Operação ZR3 foi deflagrada em 24 de janeiro, e um mês depois Justiça em Londrina determinou a prisão de três dos 13 réus envolvidos
Operação ZR3 foi deflagrada em 24 de janeiro, e um mês depois Justiça em Londrina determinou a prisão de três dos 13 réus envolvidos | Foto: Gina Mardones/24-01-2018



Depois de uma semana, o empresário Vander Mendes Ferreira deixou a CCL (Casa de Custódia de Londrina). Ele foi preso no dia 28 do mês passado pelo Gaeco (Grupo de Atuação Especial e Combate ao Crime Organizado) durante desdobramentos da Operação ZR3, que investiga um suposto esquema de corrupção para mudanças específicas de zoneamento em Londrina. O habeas corpus, em caráter liminar, foi concedido na noite de quarta-feira (7) pelo desembargador Luis Carlos Xavier, da 2ª Câmara Criminal do TJ-PR (Tribunal de Justiça).

O relator não concordou com a decretação da prisão preventiva concedida pelo juiz da 2ª Vara Criminal, Delcio Miranda da Rocha, alegando que as medidas cautelares aplicadas inicialmente ao réu, como a instalação da tornozeleira eletrônica, não foram descumpridas. O desembargador também pontuou que o Ministério Público não comprovou fatos novos à denúncia original. "Competia ao mesmo oferecer eventual aditamento a esta a fim de incluir a alteração na situação fática anteriormente narrada, e no caso não se verifica que tenha sido oferecido", escreveu Xavier.

Mesmo solto, ele voltará a cumprir condições impostas pela Justiça, como o retorno do monitoramento, ficar em casa durante o período noturno (22h às 6h), não manter contato com os outros denunciados na ZR3 e não acessar a Câmara Municipal, o prédio da prefeitura e as dependências do Conselho Municipal das Cidades.

Com a decisão favorável a Ferreira, as defesas dos outros dois réus na operação que estão presos preventivamente também entraram com a revogação da prisão. O advogado do empresário Luiz Guilherme Alho, Luciano Molina, protocolou nesta quinta-feira (8) pedido de habeas corpus extensivo, nos fundamentos da liminar de Ferreira.

Molina aguarda ainda resposta sobre outro pedido de revogação da prisão feito na justiça em primeiro grau. "O juiz foi levado ao erro, já que não houve aditamento da denúncia e nenhum fato novo. Até hoje o Gaeco não devolve o processo. Eles estão agindo como parte acusatória e não como fiscal da lei", rebateu.

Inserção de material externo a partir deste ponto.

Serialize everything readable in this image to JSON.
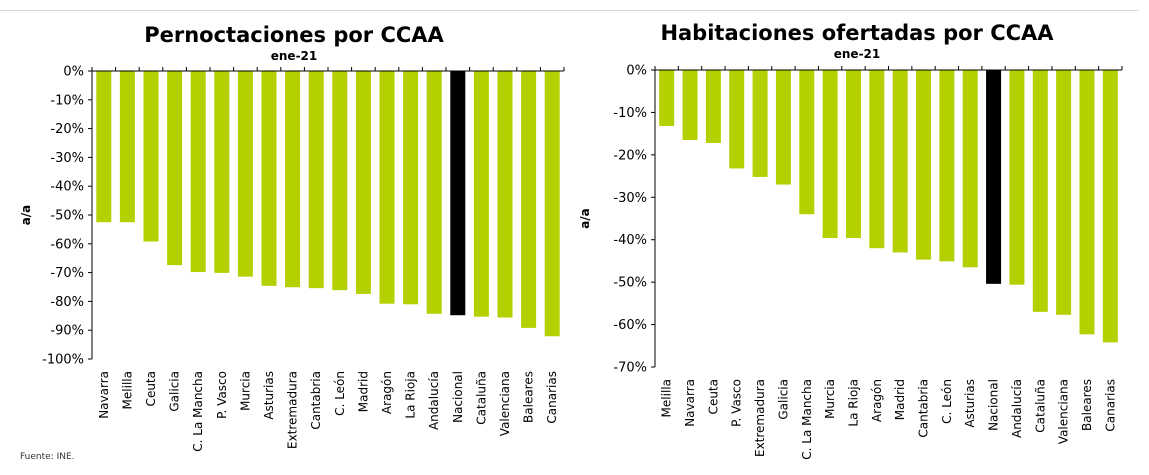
{
  "source": "Fuente: INE.",
  "colors": {
    "bar": "#B5D000",
    "highlight": "#000000",
    "axis": "#000000"
  },
  "chart_data": [
    {
      "type": "bar",
      "title": "Pernoctaciones por CCAA",
      "subtitle": "ene-21",
      "ylabel": "a/a",
      "ylim": [
        -100,
        0
      ],
      "yticks": [
        0,
        -10,
        -20,
        -30,
        -40,
        -50,
        -60,
        -70,
        -80,
        -90,
        -100
      ],
      "ytick_labels": [
        "0%",
        "-10%",
        "-20%",
        "-30%",
        "-40%",
        "-50%",
        "-60%",
        "-70%",
        "-80%",
        "-90%",
        "-100%"
      ],
      "highlight": "Nacional",
      "categories": [
        "Navarra",
        "Melilla",
        "Ceuta",
        "Galicia",
        "C. La Mancha",
        "P. Vasco",
        "Murcia",
        "Asturias",
        "Extremadura",
        "Cantabria",
        "C. León",
        "Madrid",
        "Aragón",
        "La Rioja",
        "Andalucía",
        "Nacional",
        "Cataluña",
        "Valenciana",
        "Baleares",
        "Canarias"
      ],
      "values": [
        -52.5,
        -52.5,
        -59.2,
        -67.4,
        -69.8,
        -70.1,
        -71.4,
        -74.6,
        -75.1,
        -75.4,
        -76.1,
        -77.4,
        -80.8,
        -81.0,
        -84.3,
        -84.8,
        -85.3,
        -85.6,
        -89.2,
        -92.1
      ]
    },
    {
      "type": "bar",
      "title": "Habitaciones ofertadas por CCAA",
      "subtitle": "ene-21",
      "ylabel": "a/a",
      "ylim": [
        -70,
        0
      ],
      "yticks": [
        0,
        -10,
        -20,
        -30,
        -40,
        -50,
        -60,
        -70
      ],
      "ytick_labels": [
        "0%",
        "-10%",
        "-20%",
        "-30%",
        "-40%",
        "-50%",
        "-60%",
        "-70%"
      ],
      "highlight": "Nacional",
      "categories": [
        "Melilla",
        "Navarra",
        "Ceuta",
        "P. Vasco",
        "Extremadura",
        "Galicia",
        "C. La Mancha",
        "Murcia",
        "La Rioja",
        "Aragón",
        "Madrid",
        "Cantabria",
        "C. León",
        "Asturias",
        "Nacional",
        "Andalucía",
        "Cataluña",
        "Valenciana",
        "Baleares",
        "Canarias"
      ],
      "values": [
        -13.2,
        -16.5,
        -17.2,
        -23.2,
        -25.2,
        -27.0,
        -34.0,
        -39.6,
        -39.6,
        -42.0,
        -43.0,
        -44.7,
        -45.1,
        -46.5,
        -50.4,
        -50.6,
        -57.0,
        -57.7,
        -62.3,
        -64.2
      ]
    }
  ]
}
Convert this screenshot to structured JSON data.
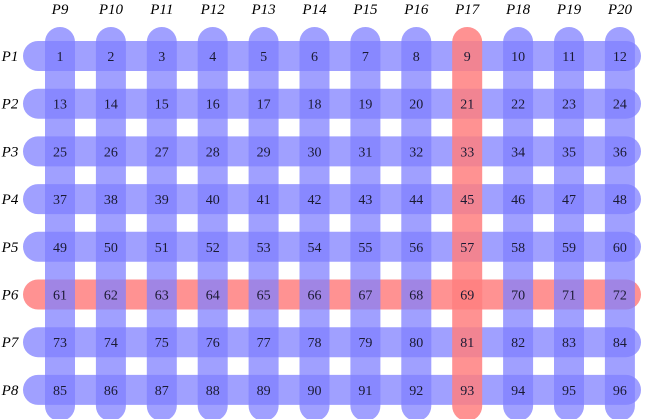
{
  "colors": {
    "line": "#8080ff",
    "line_highlight": "#ff7f7f",
    "cell_text": "#1a1a33",
    "background": "#ffffff"
  },
  "column_labels": [
    "P9",
    "P10",
    "P11",
    "P12",
    "P13",
    "P14",
    "P15",
    "P16",
    "P17",
    "P18",
    "P19",
    "P20"
  ],
  "row_labels": [
    "P1",
    "P2",
    "P3",
    "P4",
    "P5",
    "P6",
    "P7",
    "P8"
  ],
  "highlighted_column": "P17",
  "highlighted_row": "P6",
  "cells": [
    [
      "1",
      "2",
      "3",
      "4",
      "5",
      "6",
      "7",
      "8",
      "9",
      "10",
      "11",
      "12"
    ],
    [
      "13",
      "14",
      "15",
      "16",
      "17",
      "18",
      "19",
      "20",
      "21",
      "22",
      "23",
      "24"
    ],
    [
      "25",
      "26",
      "27",
      "28",
      "29",
      "30",
      "31",
      "32",
      "33",
      "34",
      "35",
      "36"
    ],
    [
      "37",
      "38",
      "39",
      "40",
      "41",
      "42",
      "43",
      "44",
      "45",
      "46",
      "47",
      "48"
    ],
    [
      "49",
      "50",
      "51",
      "52",
      "53",
      "54",
      "55",
      "56",
      "57",
      "58",
      "59",
      "60"
    ],
    [
      "61",
      "62",
      "63",
      "64",
      "65",
      "66",
      "67",
      "68",
      "69",
      "70",
      "71",
      "72"
    ],
    [
      "73",
      "74",
      "75",
      "76",
      "77",
      "78",
      "79",
      "80",
      "81",
      "82",
      "83",
      "84"
    ],
    [
      "85",
      "86",
      "87",
      "88",
      "89",
      "90",
      "91",
      "92",
      "93",
      "94",
      "95",
      "96"
    ]
  ]
}
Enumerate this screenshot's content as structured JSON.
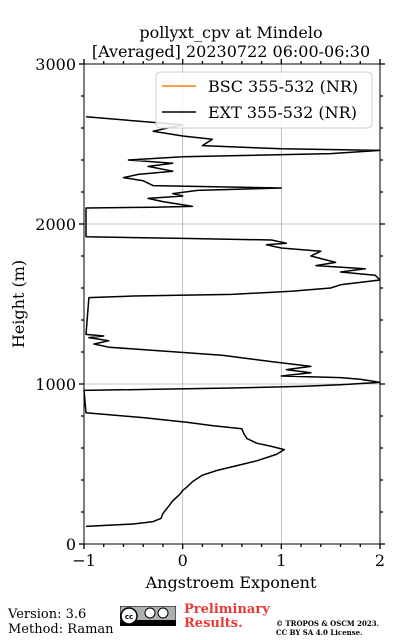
{
  "chart_data": {
    "type": "line",
    "title": "pollyxt_cpv at Mindelo",
    "subtitle": "[Averaged] 20230722 06:00-06:30",
    "xlabel": "Angstroem Exponent",
    "ylabel": "Height (m)",
    "xlim": [
      -1,
      2
    ],
    "ylim": [
      0,
      3000
    ],
    "xticks": [
      "−1",
      "0",
      "1",
      "2"
    ],
    "yticks": [
      "0",
      "1000",
      "2000",
      "3000"
    ],
    "grid": true,
    "legend_position": "upper-right",
    "series": [
      {
        "name": "BSC 355-532 (NR)",
        "color": "#ff7f0e",
        "points": []
      },
      {
        "name": "EXT 355-532 (NR)",
        "color": "#000000",
        "points": [
          [
            -0.98,
            110
          ],
          [
            -0.5,
            125
          ],
          [
            -0.3,
            140
          ],
          [
            -0.22,
            160
          ],
          [
            -0.2,
            190
          ],
          [
            -0.15,
            230
          ],
          [
            -0.1,
            270
          ],
          [
            -0.03,
            310
          ],
          [
            0.0,
            335
          ],
          [
            0.05,
            360
          ],
          [
            0.1,
            390
          ],
          [
            0.2,
            430
          ],
          [
            0.35,
            460
          ],
          [
            0.55,
            490
          ],
          [
            0.75,
            520
          ],
          [
            0.95,
            560
          ],
          [
            1.03,
            590
          ],
          [
            0.9,
            610
          ],
          [
            0.75,
            630
          ],
          [
            0.65,
            660
          ],
          [
            0.62,
            690
          ],
          [
            0.6,
            720
          ],
          [
            0.3,
            740
          ],
          [
            0.05,
            760
          ],
          [
            -0.4,
            790
          ],
          [
            -0.98,
            820
          ],
          [
            -1.0,
            960
          ],
          [
            0.5,
            975
          ],
          [
            1.2,
            985
          ],
          [
            1.6,
            995
          ],
          [
            2.0,
            1010
          ],
          [
            1.8,
            1030
          ],
          [
            1.6,
            1040
          ],
          [
            1.0,
            1050
          ],
          [
            1.3,
            1070
          ],
          [
            1.05,
            1090
          ],
          [
            1.3,
            1110
          ],
          [
            0.9,
            1140
          ],
          [
            0.4,
            1180
          ],
          [
            -0.75,
            1230
          ],
          [
            -0.9,
            1250
          ],
          [
            -0.75,
            1270
          ],
          [
            -0.95,
            1290
          ],
          [
            -0.8,
            1300
          ],
          [
            -0.98,
            1310
          ],
          [
            -0.95,
            1540
          ],
          [
            -0.5,
            1550
          ],
          [
            0.5,
            1560
          ],
          [
            1.1,
            1580
          ],
          [
            1.5,
            1600
          ],
          [
            1.6,
            1620
          ],
          [
            2.0,
            1650
          ],
          [
            1.95,
            1680
          ],
          [
            1.6,
            1700
          ],
          [
            1.85,
            1720
          ],
          [
            1.35,
            1740
          ],
          [
            1.55,
            1760
          ],
          [
            1.3,
            1800
          ],
          [
            1.4,
            1830
          ],
          [
            1.0,
            1850
          ],
          [
            0.85,
            1870
          ],
          [
            1.05,
            1880
          ],
          [
            0.9,
            1900
          ],
          [
            0.0,
            1910
          ],
          [
            -0.98,
            1920
          ],
          [
            -0.98,
            2100
          ],
          [
            -0.3,
            2105
          ],
          [
            0.1,
            2110
          ],
          [
            -0.2,
            2140
          ],
          [
            -0.35,
            2160
          ],
          [
            0.0,
            2175
          ],
          [
            -0.1,
            2190
          ],
          [
            0.15,
            2210
          ],
          [
            1.0,
            2225
          ],
          [
            -0.3,
            2240
          ],
          [
            -0.4,
            2270
          ],
          [
            -0.6,
            2290
          ],
          [
            -0.45,
            2310
          ],
          [
            -0.1,
            2330
          ],
          [
            -0.35,
            2360
          ],
          [
            -0.1,
            2380
          ],
          [
            -0.55,
            2400
          ],
          [
            0.0,
            2420
          ],
          [
            1.5,
            2440
          ],
          [
            2.0,
            2460
          ],
          [
            1.0,
            2470
          ],
          [
            0.2,
            2490
          ],
          [
            0.3,
            2530
          ],
          [
            0.0,
            2550
          ],
          [
            -0.3,
            2580
          ],
          [
            0.0,
            2620
          ],
          [
            -0.98,
            2670
          ]
        ]
      }
    ]
  },
  "footer": {
    "version": "Version: 3.6",
    "method": "Method: Raman",
    "preliminary_line1": "Preliminary",
    "preliminary_line2": "Results.",
    "copyright_line1": "© TROPOS & OSCM 2023.",
    "copyright_line2": "CC BY SA 4.0 License."
  }
}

A defesa do ex-servidor municipal Ossamu Kamanigakura também entrou com pedido para revogação da preventiva na 2ª Vara Criminal e com HC no TJ. "Não há necessidade da prisão, já que as medidas diversas são suficientes para evitar prejuízo ao processo", argumentou o advogado Gabriel Bertin. Até esta sexta, os advogados do réus devem concluir a defesa prévia e apresenta-la à Justiça.

Denúncia
Vander Ferreira foi denunciado pelo MP (Ministério Público) por corrupção ativa e organização criminosa, acusações que foram rebatidas pela defesa. "O Vander trabalha com a regularização de licenças de loteamentos na cidade e nunca integrou nenhum grupo corrupto. Além disso, sequer pagou qualquer tipo de vantagem para agentes públicos", disse o advogado Alfeu Brassaroto.

O empresário, junto com Kaminakagura, e o ex-integrante do CMC, Luiz Guilherme Alho, foi levado para a PEL 1, no conjunto Cafezal, mas ele acabou sendo transferido para a CCL nos últimos dias.

RECURSOS
O promotor do Gaeco, Leandro Antunes, informou que o MP ainda não havia analisado o conteúdo do Habeas Corpus, mas disse que vê com tranquilidade a decisão judicial. "O Ministério Público poderá dar um parecer para entrar com recursos cabíveis em Curitiba", resumiu. Ele não quis comentar o argumento utilizado pelo magistrado de falta de alteração na situação fática para o pedido de prisão. Ao propor a preventiva de três integrantes da suposta organização criminosa o Gaeco argumentou que havia fatos novos que reforçaram a medida: "Demonstram reiteração delitivas. Ou seja, que eles estavam cometendo crimes em série", disse Antunes no dia da prisão. O promotor alegou que a soltura do réu não tratá precedentes para liberação dos demais presos.